这里不止苏流风一个人在。
偌大的殿宇,诵经声朗朗,苏流风坐在上首,同信徒们讲经、授课。
他眉眼清隽,郎艳独绝。佛子身披锦色法衣,手持佛经与法器,盘膝坐于金箔莲托之上。
时至今日,姜萝才见到一次,苏流风的本我。
原来,先生真是普度她的神佛。
少顷。
苏流风感受到她的存在,错愕地抬眸。
姜萝与他遥遥相望,明明那样远的距离,偏偏又觉得近在咫尺。
小公主妄图破开这一重薄如蝉翼的隔阂,她疯了似的朝他喊——
“玄明神官!”
“苏流风!”
“奉!”
“先生!”
“夫君!”
梵唱戛然而止。
底下善信们被姜萝气魄十足的喊声地叫停了课业,一个个惶恐不安。他们望向苏流风,想要看神官的反应。
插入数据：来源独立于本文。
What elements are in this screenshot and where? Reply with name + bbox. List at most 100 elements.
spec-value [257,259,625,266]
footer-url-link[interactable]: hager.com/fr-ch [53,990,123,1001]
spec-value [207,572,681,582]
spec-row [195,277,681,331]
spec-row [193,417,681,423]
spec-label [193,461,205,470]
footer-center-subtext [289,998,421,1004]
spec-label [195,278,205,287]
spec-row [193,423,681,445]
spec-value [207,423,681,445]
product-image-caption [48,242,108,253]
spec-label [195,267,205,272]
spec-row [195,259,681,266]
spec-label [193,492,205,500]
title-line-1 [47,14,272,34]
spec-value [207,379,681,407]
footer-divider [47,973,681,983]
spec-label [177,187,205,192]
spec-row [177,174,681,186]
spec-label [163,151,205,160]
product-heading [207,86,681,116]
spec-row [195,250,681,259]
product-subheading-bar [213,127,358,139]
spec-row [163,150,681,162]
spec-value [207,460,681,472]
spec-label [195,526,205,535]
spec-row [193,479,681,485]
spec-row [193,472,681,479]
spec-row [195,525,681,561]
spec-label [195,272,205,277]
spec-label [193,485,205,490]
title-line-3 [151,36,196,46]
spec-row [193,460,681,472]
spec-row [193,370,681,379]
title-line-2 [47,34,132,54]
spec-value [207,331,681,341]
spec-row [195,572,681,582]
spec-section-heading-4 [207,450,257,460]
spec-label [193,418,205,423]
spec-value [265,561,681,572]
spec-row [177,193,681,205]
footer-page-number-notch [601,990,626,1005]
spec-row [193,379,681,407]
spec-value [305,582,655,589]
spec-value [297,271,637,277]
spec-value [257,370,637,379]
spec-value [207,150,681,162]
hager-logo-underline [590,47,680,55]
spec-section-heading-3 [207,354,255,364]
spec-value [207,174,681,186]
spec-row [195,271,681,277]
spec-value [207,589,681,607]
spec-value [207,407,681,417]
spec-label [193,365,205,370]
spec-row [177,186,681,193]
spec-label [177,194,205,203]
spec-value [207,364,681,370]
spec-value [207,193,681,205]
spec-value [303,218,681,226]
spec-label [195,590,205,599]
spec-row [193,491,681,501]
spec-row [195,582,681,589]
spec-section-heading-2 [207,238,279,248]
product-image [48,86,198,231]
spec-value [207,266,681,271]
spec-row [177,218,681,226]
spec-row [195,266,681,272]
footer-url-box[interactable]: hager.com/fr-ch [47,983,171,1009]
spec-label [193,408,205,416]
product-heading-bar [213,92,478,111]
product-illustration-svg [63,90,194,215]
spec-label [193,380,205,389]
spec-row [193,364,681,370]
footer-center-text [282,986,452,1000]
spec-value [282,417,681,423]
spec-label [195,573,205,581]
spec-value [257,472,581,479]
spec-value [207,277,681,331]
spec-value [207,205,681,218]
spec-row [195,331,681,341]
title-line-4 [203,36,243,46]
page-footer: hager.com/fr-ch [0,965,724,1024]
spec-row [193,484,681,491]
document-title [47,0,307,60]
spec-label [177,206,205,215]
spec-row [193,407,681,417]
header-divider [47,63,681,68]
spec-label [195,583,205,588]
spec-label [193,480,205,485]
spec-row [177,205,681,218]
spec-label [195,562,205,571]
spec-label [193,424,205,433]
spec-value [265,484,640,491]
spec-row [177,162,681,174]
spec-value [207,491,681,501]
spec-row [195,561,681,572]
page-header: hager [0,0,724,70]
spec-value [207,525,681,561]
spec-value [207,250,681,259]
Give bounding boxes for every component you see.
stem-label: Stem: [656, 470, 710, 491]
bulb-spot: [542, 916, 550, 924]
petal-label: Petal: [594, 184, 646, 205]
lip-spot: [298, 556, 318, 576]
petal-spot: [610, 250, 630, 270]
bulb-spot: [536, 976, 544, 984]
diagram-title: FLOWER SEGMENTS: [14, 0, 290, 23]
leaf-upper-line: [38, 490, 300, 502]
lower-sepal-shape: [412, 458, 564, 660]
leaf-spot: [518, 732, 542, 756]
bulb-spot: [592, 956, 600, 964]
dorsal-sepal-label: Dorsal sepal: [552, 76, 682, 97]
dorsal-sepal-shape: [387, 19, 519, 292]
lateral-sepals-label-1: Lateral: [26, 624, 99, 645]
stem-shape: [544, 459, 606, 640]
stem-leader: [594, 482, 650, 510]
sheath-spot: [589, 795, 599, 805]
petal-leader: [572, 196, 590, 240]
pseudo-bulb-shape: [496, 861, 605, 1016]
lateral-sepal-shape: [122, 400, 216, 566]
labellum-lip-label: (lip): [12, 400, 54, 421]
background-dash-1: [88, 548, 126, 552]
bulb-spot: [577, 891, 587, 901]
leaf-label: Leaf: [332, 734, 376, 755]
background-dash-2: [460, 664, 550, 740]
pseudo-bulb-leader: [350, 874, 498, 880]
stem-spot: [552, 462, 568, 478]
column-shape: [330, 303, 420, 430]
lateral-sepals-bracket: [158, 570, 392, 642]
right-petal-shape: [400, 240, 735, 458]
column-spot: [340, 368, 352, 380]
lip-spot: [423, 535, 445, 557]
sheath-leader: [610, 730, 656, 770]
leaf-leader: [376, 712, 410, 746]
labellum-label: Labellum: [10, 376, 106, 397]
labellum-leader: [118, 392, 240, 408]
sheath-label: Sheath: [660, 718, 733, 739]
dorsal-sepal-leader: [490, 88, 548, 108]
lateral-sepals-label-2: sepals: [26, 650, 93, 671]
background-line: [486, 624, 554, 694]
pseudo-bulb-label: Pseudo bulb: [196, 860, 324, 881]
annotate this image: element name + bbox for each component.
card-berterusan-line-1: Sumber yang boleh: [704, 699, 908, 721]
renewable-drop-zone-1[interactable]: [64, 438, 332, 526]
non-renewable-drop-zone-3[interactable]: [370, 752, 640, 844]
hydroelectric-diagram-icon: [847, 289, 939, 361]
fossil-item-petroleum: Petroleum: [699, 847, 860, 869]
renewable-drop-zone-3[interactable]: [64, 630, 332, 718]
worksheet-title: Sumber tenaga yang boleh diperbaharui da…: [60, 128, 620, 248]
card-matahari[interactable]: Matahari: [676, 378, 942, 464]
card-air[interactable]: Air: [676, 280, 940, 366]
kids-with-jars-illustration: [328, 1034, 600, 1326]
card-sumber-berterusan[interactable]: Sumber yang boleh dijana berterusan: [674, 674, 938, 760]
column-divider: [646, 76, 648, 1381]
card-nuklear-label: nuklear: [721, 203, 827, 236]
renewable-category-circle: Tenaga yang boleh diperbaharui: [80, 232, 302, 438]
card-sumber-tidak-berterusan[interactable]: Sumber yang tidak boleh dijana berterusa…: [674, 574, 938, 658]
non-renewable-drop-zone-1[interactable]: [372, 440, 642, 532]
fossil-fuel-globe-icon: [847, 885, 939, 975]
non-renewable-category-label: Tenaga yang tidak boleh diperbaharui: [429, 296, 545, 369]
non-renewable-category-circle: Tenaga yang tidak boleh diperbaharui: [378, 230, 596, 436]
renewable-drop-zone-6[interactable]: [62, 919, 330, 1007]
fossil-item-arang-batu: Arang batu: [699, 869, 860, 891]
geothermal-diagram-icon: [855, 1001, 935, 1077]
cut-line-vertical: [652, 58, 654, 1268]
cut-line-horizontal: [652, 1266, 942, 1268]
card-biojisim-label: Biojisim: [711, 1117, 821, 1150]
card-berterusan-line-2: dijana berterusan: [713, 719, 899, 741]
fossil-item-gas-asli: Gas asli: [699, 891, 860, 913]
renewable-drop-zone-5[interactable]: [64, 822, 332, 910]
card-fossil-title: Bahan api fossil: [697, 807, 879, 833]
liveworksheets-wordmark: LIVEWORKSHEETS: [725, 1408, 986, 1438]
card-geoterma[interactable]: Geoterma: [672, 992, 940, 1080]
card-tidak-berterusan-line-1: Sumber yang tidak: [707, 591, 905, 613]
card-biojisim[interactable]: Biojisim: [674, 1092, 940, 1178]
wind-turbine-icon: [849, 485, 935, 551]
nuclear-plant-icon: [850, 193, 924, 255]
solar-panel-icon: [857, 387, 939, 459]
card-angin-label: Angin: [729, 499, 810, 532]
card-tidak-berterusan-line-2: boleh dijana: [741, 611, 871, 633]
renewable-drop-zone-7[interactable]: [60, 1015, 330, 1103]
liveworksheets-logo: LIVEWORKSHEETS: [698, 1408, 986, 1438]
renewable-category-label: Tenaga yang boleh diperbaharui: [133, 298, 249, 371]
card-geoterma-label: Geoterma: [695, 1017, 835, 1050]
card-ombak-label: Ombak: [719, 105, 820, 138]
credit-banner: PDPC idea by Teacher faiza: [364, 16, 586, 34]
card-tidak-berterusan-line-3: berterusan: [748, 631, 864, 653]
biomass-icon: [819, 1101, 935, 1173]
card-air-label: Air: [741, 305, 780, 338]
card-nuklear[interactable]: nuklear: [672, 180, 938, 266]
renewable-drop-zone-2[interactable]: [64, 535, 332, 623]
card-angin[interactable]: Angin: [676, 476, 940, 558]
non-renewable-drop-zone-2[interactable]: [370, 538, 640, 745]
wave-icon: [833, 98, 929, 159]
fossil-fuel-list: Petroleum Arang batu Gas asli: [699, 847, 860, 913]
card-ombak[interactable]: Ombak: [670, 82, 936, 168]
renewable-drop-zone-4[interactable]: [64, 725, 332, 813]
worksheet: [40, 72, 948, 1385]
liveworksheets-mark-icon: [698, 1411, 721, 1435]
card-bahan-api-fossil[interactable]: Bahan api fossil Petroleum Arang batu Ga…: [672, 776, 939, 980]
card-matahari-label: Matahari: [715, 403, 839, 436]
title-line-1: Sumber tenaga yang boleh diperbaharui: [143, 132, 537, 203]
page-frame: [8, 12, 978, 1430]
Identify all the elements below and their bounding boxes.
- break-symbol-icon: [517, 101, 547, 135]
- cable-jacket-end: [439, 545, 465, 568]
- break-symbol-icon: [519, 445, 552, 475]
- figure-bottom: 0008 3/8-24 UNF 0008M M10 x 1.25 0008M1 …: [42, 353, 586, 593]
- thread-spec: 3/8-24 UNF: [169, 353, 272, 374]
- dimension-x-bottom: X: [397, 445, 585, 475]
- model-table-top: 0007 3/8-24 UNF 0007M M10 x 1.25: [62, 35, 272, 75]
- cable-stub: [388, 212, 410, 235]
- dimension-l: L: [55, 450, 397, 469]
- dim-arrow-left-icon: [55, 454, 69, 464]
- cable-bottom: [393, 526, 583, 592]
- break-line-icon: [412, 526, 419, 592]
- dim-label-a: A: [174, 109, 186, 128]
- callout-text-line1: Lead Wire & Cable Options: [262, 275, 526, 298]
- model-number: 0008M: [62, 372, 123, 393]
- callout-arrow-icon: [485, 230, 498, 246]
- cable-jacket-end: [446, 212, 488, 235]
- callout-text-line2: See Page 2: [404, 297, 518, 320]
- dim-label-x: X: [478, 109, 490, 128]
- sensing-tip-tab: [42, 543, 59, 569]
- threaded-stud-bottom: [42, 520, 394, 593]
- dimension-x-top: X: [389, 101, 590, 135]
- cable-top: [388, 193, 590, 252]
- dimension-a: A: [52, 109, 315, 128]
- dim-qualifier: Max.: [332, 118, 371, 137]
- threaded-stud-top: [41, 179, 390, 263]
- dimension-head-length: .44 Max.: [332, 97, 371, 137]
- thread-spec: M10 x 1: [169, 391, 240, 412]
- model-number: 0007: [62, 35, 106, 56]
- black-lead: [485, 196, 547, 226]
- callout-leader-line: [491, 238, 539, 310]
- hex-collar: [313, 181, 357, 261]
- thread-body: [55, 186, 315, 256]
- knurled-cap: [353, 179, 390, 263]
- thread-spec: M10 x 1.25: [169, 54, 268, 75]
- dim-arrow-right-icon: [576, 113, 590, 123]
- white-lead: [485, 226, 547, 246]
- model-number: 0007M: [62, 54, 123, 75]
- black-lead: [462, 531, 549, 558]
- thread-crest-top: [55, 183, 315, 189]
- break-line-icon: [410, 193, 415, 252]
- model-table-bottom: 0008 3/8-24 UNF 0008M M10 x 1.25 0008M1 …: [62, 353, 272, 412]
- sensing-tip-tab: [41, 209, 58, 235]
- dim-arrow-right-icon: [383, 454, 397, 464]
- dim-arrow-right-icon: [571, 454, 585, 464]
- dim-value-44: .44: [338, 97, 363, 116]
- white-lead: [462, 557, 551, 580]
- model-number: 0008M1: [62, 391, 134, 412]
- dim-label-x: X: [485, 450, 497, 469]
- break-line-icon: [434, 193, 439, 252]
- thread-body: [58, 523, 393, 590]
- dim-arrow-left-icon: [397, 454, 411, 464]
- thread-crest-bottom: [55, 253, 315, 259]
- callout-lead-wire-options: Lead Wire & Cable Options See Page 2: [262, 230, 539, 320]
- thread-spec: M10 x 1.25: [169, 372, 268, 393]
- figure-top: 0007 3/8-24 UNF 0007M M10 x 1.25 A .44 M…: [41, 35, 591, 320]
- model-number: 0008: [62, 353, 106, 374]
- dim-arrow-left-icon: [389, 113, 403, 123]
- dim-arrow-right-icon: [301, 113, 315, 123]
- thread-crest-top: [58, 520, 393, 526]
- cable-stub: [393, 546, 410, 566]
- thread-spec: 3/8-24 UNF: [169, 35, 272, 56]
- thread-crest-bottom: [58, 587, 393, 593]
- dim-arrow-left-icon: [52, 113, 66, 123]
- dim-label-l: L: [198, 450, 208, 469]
他们窃窃私语,实在很难理解,遇事波澜不惊的神官,今日怎么一反常态?
难道是情债吗?来的人,是……是师娘么?岐族佛子确实可以成婚,但那位好像是大月的长公主,难道皇族想要和佛子联姻吗?
着实罕见。
可是,苏流风没有生气,他是天性如此温吞,还是默许公主的示好呢?大家猜不透,又不敢多嚼舌根。
接着,姜萝的暧昧身份板上钉钉。
苏流风第一次因旁的私事叫散了信徒,殿内只余下他与姜萝二人。
香火的烟气袅袅娜娜升腾,萦绕上衣袖,好似笼罩了一片尘。
苏流风和善地笑,朝她缓步走来。
姜萝也想要验证。
于是,她伸开双臂,踮脚,飞蛾扑火似的,莽撞勾住了苏流风的脖颈。
她强忍住羞怯,切齿道:“若你不是夫君,推开我……试试?”
姜萝在赌,她竟敢当着这么多人的面,开罪佛子。
若他不是,若他生气,若他施压于君主……
她定死无葬身之地。
姜萝等待神佛的宣判。
直到苏流风顺从地低下头,温柔地答:“我不会……拒绝阿萝。”
“哗啦”一声,少女脑中的那一根紧绷的弦应声断裂。
姜萝鼻腔发酸,几乎要喜极而泣:“你是先生?”
“是。”
“夫君?”
“我在。”
姜萝松了手,转而紧紧搂住苏流风的腰。她一股脑儿闷到他的怀里,眼睛既烫又湿。
久违的怀抱,她忍不住战栗。
姜萝好想咬他一口,但终究舍不得,她带哭腔,质问:“若我没有来寻您,您是不是还不肯认我?”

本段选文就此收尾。